Although the potential hazards to human health were not fully-known, Canada acted in a precautionary manner until more information was available, as had the state of California and the U.S. EPA. But on September 10, 1996, while the prospective ban was being debated in the Canadian Parliament, Ethyl Corporation notified the government of Canada that it would sue for compensation under NAFTA’s investment chapter if restrictions were placed on MMT. The Parliament withstood these threats and passed the ban a year later in April 1997. That same month, Ethyl filed a NAFTA investor-state claim against the Canadian government. Initially, Canada objected to the NAFTA suit. On June 24, 1998, however, the NAFTA panel rejected Canada’s claims, clearing the way for the case to move forward. Shortly after this initial ruling, the government of Canada decided to settle with Ethyl.

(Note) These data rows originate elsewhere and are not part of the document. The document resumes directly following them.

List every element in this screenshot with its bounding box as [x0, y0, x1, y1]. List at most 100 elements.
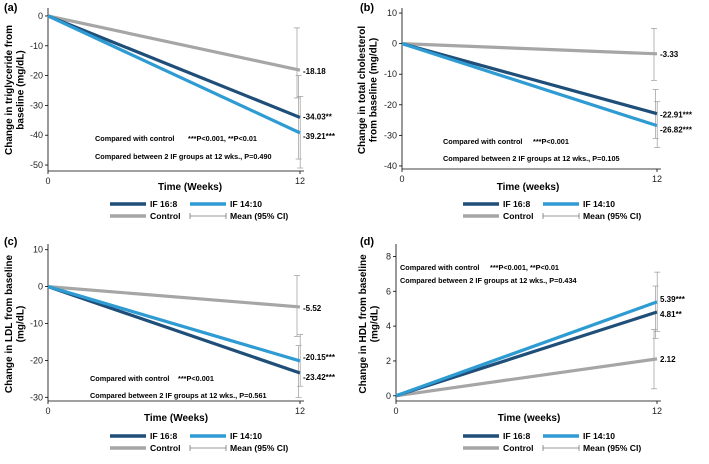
data-label-control: -5.52	[303, 304, 322, 313]
y-tick-label: -30	[30, 392, 43, 402]
data-label-if168: -22.91***	[660, 111, 693, 120]
annotation-significance: ***P<0.001, **P<0.01	[490, 263, 559, 272]
y-tick-label: 2	[386, 356, 391, 366]
annotation-significance: ***P<0.001	[178, 374, 214, 383]
data-label-if1410: -39.21***	[303, 132, 336, 141]
data-label-if168: -23.42***	[303, 373, 336, 382]
legend-label-if1410: IF 14:10	[583, 431, 615, 441]
legend-label-if168: IF 16:8	[150, 199, 177, 209]
annotation-compared-control: Compared with control	[400, 263, 479, 272]
y-tick-label: 8	[386, 251, 391, 261]
data-label-control: 2.12	[660, 355, 676, 364]
x-axis-label: Time (weeks)	[498, 413, 561, 424]
legend: IF 16:8 IF 14:10 Control Mean (95% CI)	[110, 199, 288, 221]
data-label-if1410: -26.82***	[660, 126, 693, 135]
legend: IF 16:8 IF 14:10 Control Mean (95% CI)	[463, 431, 641, 453]
y-tick-label: -10	[30, 319, 43, 329]
x-axis-label: Time (Weeks)	[144, 413, 208, 424]
panel-letter: (a)	[4, 2, 18, 14]
y-tick-label: -10	[384, 69, 397, 79]
y-tick-label: -40	[30, 130, 43, 140]
legend-label-if168: IF 16:8	[503, 199, 530, 209]
y-axis-label-line: Change in HDL from baseline	[358, 254, 369, 394]
panel-letter: (c)	[4, 236, 18, 248]
series-line-control	[47, 285, 301, 309]
y-axis-label-line: Change in LDL from baseline	[4, 254, 15, 393]
legend-label-ci: Mean (95% CI)	[230, 443, 288, 453]
y-tick-label: -20	[30, 355, 43, 365]
annotation-compared-control: Compared with control	[95, 134, 174, 143]
annotation-between-groups: Compared between 2 IF groups at 12 wks.,…	[443, 154, 620, 163]
y-tick-label: -30	[30, 100, 43, 110]
series-line-if168	[47, 14, 301, 119]
y-tick-label: 0	[392, 39, 397, 49]
y-axis-label-line: baseline (mg/dL)	[16, 50, 27, 129]
x-tick-label: 12	[652, 174, 662, 184]
annotation-compared-control: Compared with control	[90, 374, 169, 383]
data-label-if1410: 5.39***	[660, 295, 686, 304]
y-tick-label: 10	[33, 245, 43, 255]
legend-label-if1410: IF 14:10	[230, 199, 262, 209]
y-tick-label: -20	[30, 71, 43, 81]
y-tick-label: -20	[384, 100, 397, 110]
data-label-if168: -34.03**	[303, 112, 333, 121]
annotation-significance: ***P<0.001	[533, 137, 569, 146]
y-tick-label: 4	[386, 321, 391, 331]
y-axis-label-line: (mg/dL)	[16, 306, 27, 343]
annotation-between-groups: Compared between 2 IF groups at 12 wks.,…	[400, 276, 578, 285]
y-axis-label-line: Change in total cholesterol	[357, 26, 368, 155]
y-tick-label: 10	[387, 8, 397, 18]
legend-label-ci: Mean (95% CI)	[583, 443, 641, 453]
data-label-if168: 4.81**	[660, 310, 683, 319]
legend-label-ci: Mean (95% CI)	[230, 211, 288, 221]
series-line-if168	[47, 285, 301, 375]
annotation-compared-control: Compared with control	[443, 137, 522, 146]
x-tick-label: 12	[295, 406, 305, 416]
series-line-if1410	[47, 285, 301, 363]
annotation-between-groups: Compared between 2 IF groups at 12 wks.,…	[95, 152, 272, 161]
y-tick-label: 0	[38, 282, 43, 292]
series-line-if1410	[47, 14, 301, 135]
x-tick-label: 0	[45, 406, 50, 416]
x-axis-label: Time (Weeks)	[158, 182, 222, 193]
series-line-control	[401, 42, 658, 56]
legend-label-control: Control	[150, 443, 181, 453]
panel-letter: (b)	[360, 2, 374, 14]
legend-label-if1410: IF 14:10	[230, 431, 262, 441]
y-axis-label-line: from baseline (mg/dL)	[369, 38, 380, 142]
x-axis-label: Time (weeks)	[497, 182, 560, 193]
x-tick-label: 12	[295, 176, 305, 186]
y-axis-label-line: Change in triglyceride from	[4, 25, 15, 155]
x-tick-label: 12	[652, 406, 662, 416]
y-axis-label-line: (mg/dL)	[370, 306, 381, 343]
legend: IF 16:8 IF 14:10 Control Mean (95% CI)	[110, 431, 288, 453]
chart-panel-c: (c) Change in LDL from baseline(mg/dL) 10 0…	[4, 236, 336, 453]
x-tick-label: 0	[393, 406, 398, 416]
series-line-if1410	[401, 42, 658, 128]
data-label-if1410: -20.15***	[303, 353, 336, 362]
y-tick-label: 0	[38, 11, 43, 21]
legend-label-control: Control	[503, 443, 534, 453]
legend-label-if168: IF 16:8	[150, 431, 177, 441]
legend-label-if168: IF 16:8	[503, 431, 530, 441]
legend-label-control: Control	[503, 211, 534, 221]
legend-label-ci: Mean (95% CI)	[583, 211, 641, 221]
x-tick-label: 0	[399, 174, 404, 184]
legend-label-if1410: IF 14:10	[583, 199, 615, 209]
chart-panel-b: (b) Change in total cholesterolfrom basel…	[357, 2, 693, 221]
y-tick-label: -50	[30, 160, 43, 170]
y-tick-label: 6	[386, 286, 391, 296]
series-line-control	[395, 357, 658, 398]
annotation-between-groups: Compared between 2 IF groups at 12 wks.,…	[90, 391, 267, 400]
panel-letter: (d)	[360, 236, 374, 248]
y-tick-label: -40	[384, 161, 397, 171]
y-axis-label: Change in triglyceride frombaseline (mg/…	[4, 25, 27, 155]
annotation-significance: ***P<0.001, **P<0.01	[188, 134, 257, 143]
series-line-if1410	[395, 300, 658, 398]
y-tick-label: 0	[386, 391, 391, 401]
legend-label-control: Control	[150, 211, 181, 221]
chart-panel-a: (a) Change in triglyceride frombaseline (…	[4, 2, 336, 221]
data-label-control: -18.18	[303, 67, 326, 76]
y-axis-label: Change in LDL from baseline(mg/dL)	[4, 254, 27, 393]
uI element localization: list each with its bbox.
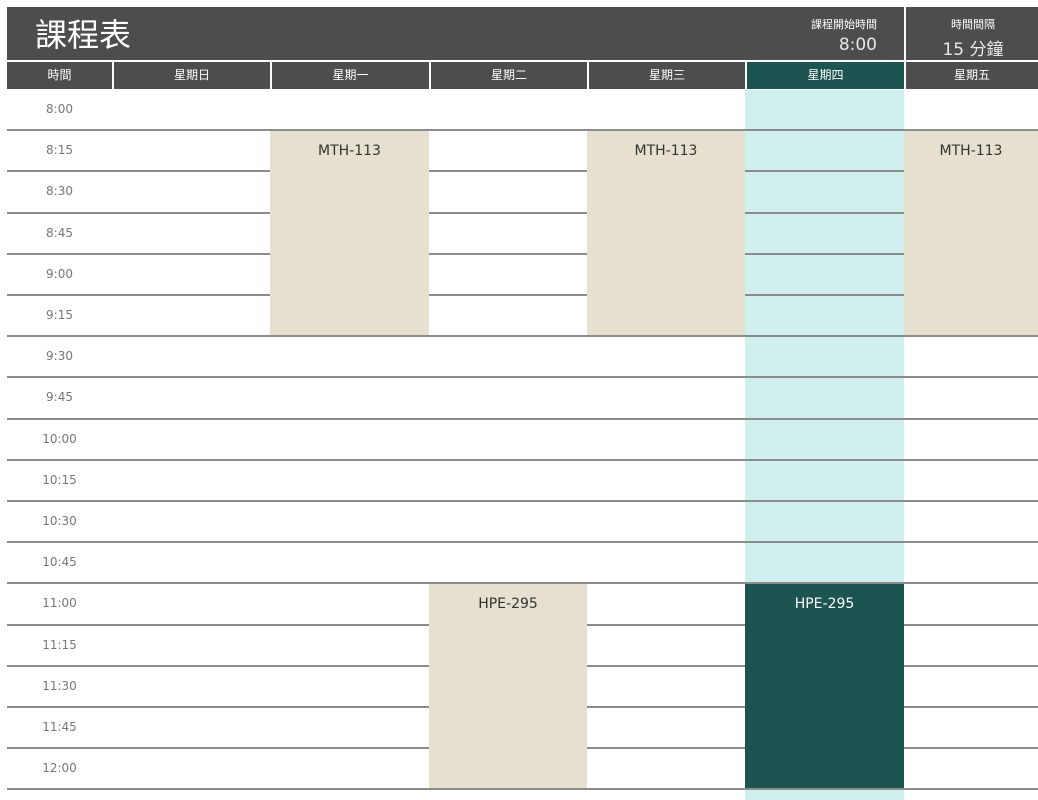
column-header-day: 星期三: [587, 62, 745, 89]
class-event[interactable]: HPE-295: [429, 584, 587, 788]
time-label: 11:15: [42, 638, 77, 652]
row-divider: [7, 253, 1038, 255]
class-event[interactable]: HPE-295: [745, 584, 904, 788]
row-divider: [7, 294, 1038, 296]
time-label: 12:00: [42, 761, 77, 775]
day-header-row: 時間 星期日 星期一 星期二 星期三 星期四 星期五: [7, 62, 1038, 89]
page-title: 課程表: [35, 16, 132, 54]
row-divider: [7, 500, 1038, 502]
time-label: 10:00: [42, 432, 77, 446]
row-divider: [7, 582, 1038, 584]
start-time-label: 課程開始時間: [811, 18, 877, 31]
class-event[interactable]: MTH-113: [270, 131, 429, 335]
time-label: 10:15: [42, 473, 77, 487]
column-header-day: 星期四: [745, 62, 904, 89]
row-divider: [7, 459, 1038, 461]
time-label: 11:30: [42, 679, 77, 693]
column-header-day: 星期五: [904, 62, 1038, 89]
time-label: 11:45: [42, 720, 77, 734]
row-divider: [7, 129, 1038, 131]
schedule-grid: 8:00 8:15 8:30 8:45 9:00 9:15 9:30 9:45 10:00 10:…: [7, 90, 1038, 800]
start-time-cell[interactable]: 課程開始時間 8:00: [767, 7, 903, 60]
interval-cell[interactable]: 時間間隔 15 分鐘: [904, 7, 1038, 60]
row-divider: [7, 376, 1038, 378]
time-label: 10:45: [42, 555, 77, 569]
time-label: 10:30: [42, 514, 77, 528]
schedule-header: 課程表 課程開始時間 8:00 時間間隔 15 分鐘: [7, 7, 1038, 60]
row-divider: [7, 418, 1038, 420]
time-label: 8:00: [46, 102, 73, 116]
row-divider: [7, 170, 1038, 172]
class-event[interactable]: MTH-113: [904, 131, 1038, 335]
interval-label: 時間間隔: [951, 18, 995, 31]
column-header-day: 星期一: [270, 62, 429, 89]
column-header-day: 星期二: [429, 62, 587, 89]
time-label: 11:00: [42, 596, 77, 610]
row-divider: [7, 212, 1038, 214]
time-label: 9:15: [46, 308, 73, 322]
start-time-value[interactable]: 8:00: [838, 35, 877, 55]
time-label: 9:45: [46, 390, 73, 404]
row-divider: [7, 335, 1038, 337]
class-event[interactable]: MTH-113: [587, 131, 745, 335]
time-label: 9:00: [46, 267, 73, 281]
interval-value[interactable]: 15 分鐘: [942, 40, 1004, 60]
column-header-time: 時間: [7, 62, 112, 89]
time-label: 9:30: [46, 349, 73, 363]
time-label: 8:45: [46, 226, 73, 240]
row-divider: [7, 788, 1038, 790]
row-divider: [7, 541, 1038, 543]
column-header-day: 星期日: [112, 62, 270, 89]
time-label: 8:30: [46, 184, 73, 198]
time-label: 8:15: [46, 143, 73, 157]
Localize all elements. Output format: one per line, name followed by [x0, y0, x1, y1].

On July 20, 1998, Canada reversed its ban on MMT, paid $13 million in legal fees and damages to the Ethyl Corporation, and issued a statement for Ethyl’s use in advertising declaring that “current scientific information” did not demonstrate MMT's toxicity or that MMT impairs functioning of automotive diagnostic systems. This case shows how investor-state rules can cast a chill on public interest regulation.
The investor-state system is so extreme that it is losing whatever small political support it ever had. Australia has said it will not include investor-state in its trade deals, and the Korean opposition parties are promising to derail the pending Korea-U.S. trade deal unless investor-state is removed. Latin American countries are pulling out of various arbitration agreements that provide venues for these private corporate attacks. President Obama even campaigned against this system! But career bureaucrats and big business want to stay the course, no matter the cost.